The colloquialism of “dead zone”, then, is decidedly apt. The Gulf of Mexico’s dead zone is particularly galling, though.
The result of the near-constant flow of agricultural runoff in the region – particularly from the machinations of the meat industry there – over the past few years, the dead zone shocked scientists as it outmatched all and any predictions of its growth given by the National Oceanic and Atmospheric Administration (NOAA).
Several task forces designed to stem its growth were quickly set up in the 2000s, but each comprehensively failed. As the new UoW-penned study notes right from the outset: “In August 2017, the Gulf of Mexico’s hypoxic zone was declared to be the largest ever measured.”
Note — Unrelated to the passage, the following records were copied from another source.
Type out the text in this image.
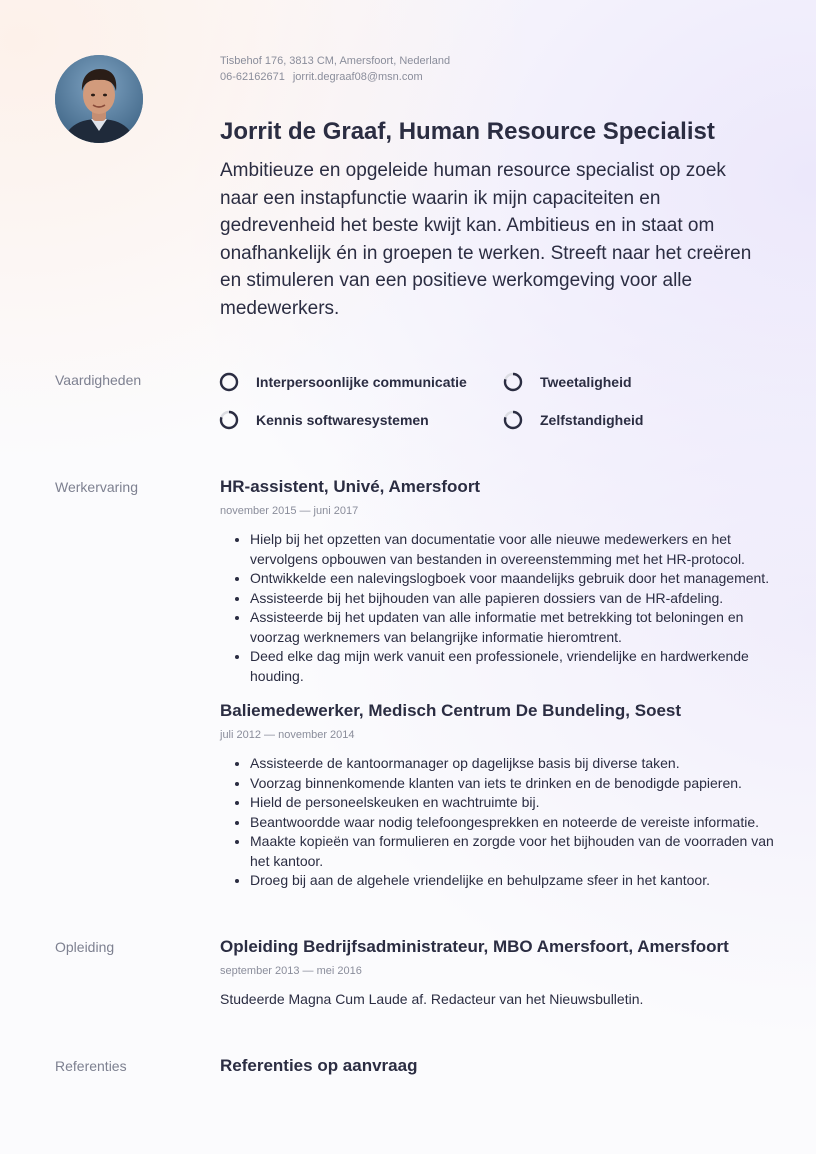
Tisbehof 176, 3813 CM, Amersfoort, Nederland
06-62162671 jorrit.degraaf08@msn.com
Jorrit de Graaf, Human Resource Specialist

Ambitieuze en opgeleide human resource specialist op zoek naar een instapfunctie waarin ik mijn capaciteiten en gedrevenheid het beste kwijt kan. Ambitieus en in staat om onafhankelijk én in groepen te werken. Streeft naar het creëren en stimuleren van een positieve werkomgeving voor alle medewerkers.

Vaardigheden	Interpersoonlijke communicatie	Tweetaligheid
Kennis softwaresystemen	Zelfstandigheid
Werkervaring	HR-assistent, Univé, Amersfoort
november 2015 — juni 2017
• Hielp bij het opzetten van documentatie voor alle nieuwe medewerkers en het vervolgens opbouwen van bestanden in overeenstemming met het HR-protocol.
• Ontwikkelde een nalevingslogboek voor maandelijks gebruik door het management.
• Assisteerde bij het bijhouden van alle papieren dossiers van de HR-afdeling.
• Assisteerde bij het updaten van alle informatie met betrekking tot beloningen en voorzag werknemers van belangrijke informatie hieromtrent.
• Deed elke dag mijn werk vanuit een professionele, vriendelijke en hardwerkende houding.
Baliemedewerker, Medisch Centrum De Bundeling, Soest
juli 2012 — november 2014
• Assisteerde de kantoormanager op dagelijkse basis bij diverse taken.
• Voorzag binnenkomende klanten van iets te drinken en de benodigde papieren.
• Hield de personeelskeuken en wachtruimte bij.
• Beantwoordde waar nodig telefoongesprekken en noteerde de vereiste informatie.
• Maakte kopieën van formulieren en zorgde voor het bijhouden van de voorraden van het kantoor.
• Droeg bij aan de algehele vriendelijke en behulpzame sfeer in het kantoor.
Opleiding	Opleiding Bedrijfsadministrateur, MBO Amersfoort, Amersfoort
september 2013 — mei 2016
Studeerde Magna Cum Laude af. Redacteur van het Nieuwsbulletin.
Referenties	Referenties op aanvraag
It’s been previously estimated that if the level of waterborne nitrogen was reduced by 60 percent, it would be enough to stem the region’s devastating eutrophication, but little work has been done to properly assess this idea. Using modeling, the team peered into a variety of possible futures: One in which runoff levels remained unchanged, and others in which 25, 75, and 100 percent reductions in nitrogen loads took place.
Their conclusion is, frankly, grim. Even if agricultural nitrogen use becomes 100 percent efficient, the Mississippi River Basin’s “legacy nitrogen” – the compounds that have impregnated the environment over the past few decades – will persist and not filter out for several decades to come.
Can anything be done? The study’s senior author, UoW associate professor Nandita Basu, maintained that we must maintain current conservation measures, but “we may need to consider more large-scale changes in our crop production system,” including picking crops that “can dramatically reduce the amount of nitrogen running off of fields.”
“If we value water quality, we need to think creatively, stay committed, and be prepared for change.”